A few Authorized Purchasers of the bullion coins still have them available with notices on their websites that they will soon be taking orders or contacting those already on a waiting list.
And those appearing on the secondary market are showing a drop in prices.
“They don’t do a lot for me,” said Marc Watts, president of Gaithersburg Coin Exchange. He keeps one or two bullion sets on hand for customers.
“The market now is about $1,500 a set,” Watts said, “but you can still buy them from Authorized purchasers for $900 and change, which is probably the price they should be at. And that is a sizeable enough price.”
But if you don’t like your chances of getting a set from an Authorized Purchaser, prices on the secondary market like eBay have been receding in recent days.
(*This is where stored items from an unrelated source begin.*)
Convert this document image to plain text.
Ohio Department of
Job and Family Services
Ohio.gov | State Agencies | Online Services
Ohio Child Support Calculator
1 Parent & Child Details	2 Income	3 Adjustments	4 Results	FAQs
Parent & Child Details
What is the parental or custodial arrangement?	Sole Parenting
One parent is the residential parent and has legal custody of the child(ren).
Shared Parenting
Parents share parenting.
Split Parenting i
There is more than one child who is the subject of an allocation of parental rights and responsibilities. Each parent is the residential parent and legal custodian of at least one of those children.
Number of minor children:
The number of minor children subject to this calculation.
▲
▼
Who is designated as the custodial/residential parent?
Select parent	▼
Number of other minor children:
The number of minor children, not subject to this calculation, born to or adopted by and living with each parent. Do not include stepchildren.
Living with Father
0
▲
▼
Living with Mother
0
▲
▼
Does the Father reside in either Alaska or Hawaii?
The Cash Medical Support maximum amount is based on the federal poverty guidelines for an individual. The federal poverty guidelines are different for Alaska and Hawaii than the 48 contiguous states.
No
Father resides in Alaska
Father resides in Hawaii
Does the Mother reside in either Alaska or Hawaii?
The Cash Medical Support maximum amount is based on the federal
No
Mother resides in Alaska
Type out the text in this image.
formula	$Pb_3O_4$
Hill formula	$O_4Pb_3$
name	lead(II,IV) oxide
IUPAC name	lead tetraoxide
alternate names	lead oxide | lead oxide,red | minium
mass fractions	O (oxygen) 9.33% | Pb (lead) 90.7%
Mid-January the bullion sets were selling for around $1,800 to $1,900, but a month later they had dropped about $400 in price.
Completed eBay auctions on Feb. 15 saw ungraded sets selling for $1,429 to $1,650. Sets graded MS-69 by NGC sold for $3,650 and $3,550. A month ago those graded sets sold for around $5,000.
“I think if it softens up a little and everybody gets a bit more realistic on price there will be a good two-way market on them,” Watts said. “Now, you have people paying too much and getting stuck with them.”
Allen Rowe of Northern Nevada Coin likes the set.
“They’re beautiful. Like America,” Rowe said. But his company specializes in Carson City dollars. He’s gotten a few requests from customers, but not many.
“We got one or two sets in and had no trouble selling them. We’re not pursuing them,” Rowe said, “but (the Mint) isn’t making it easy for us to get them.
The Mint has distributed 33,000 2010 bullion sets but has not announced when the 27,000 numismatic sets will be sold.
The numismatic coins will have the “P” mintmark with a finish applied through a vapor blasting technique. It’s the same finish used on 3-inch bronze medals.
The process is similar to sand blasting, but with a compressed wet vapor used instead of dry compressed air. The finish is applied after the coin is struck from the same die used for the bullion coin.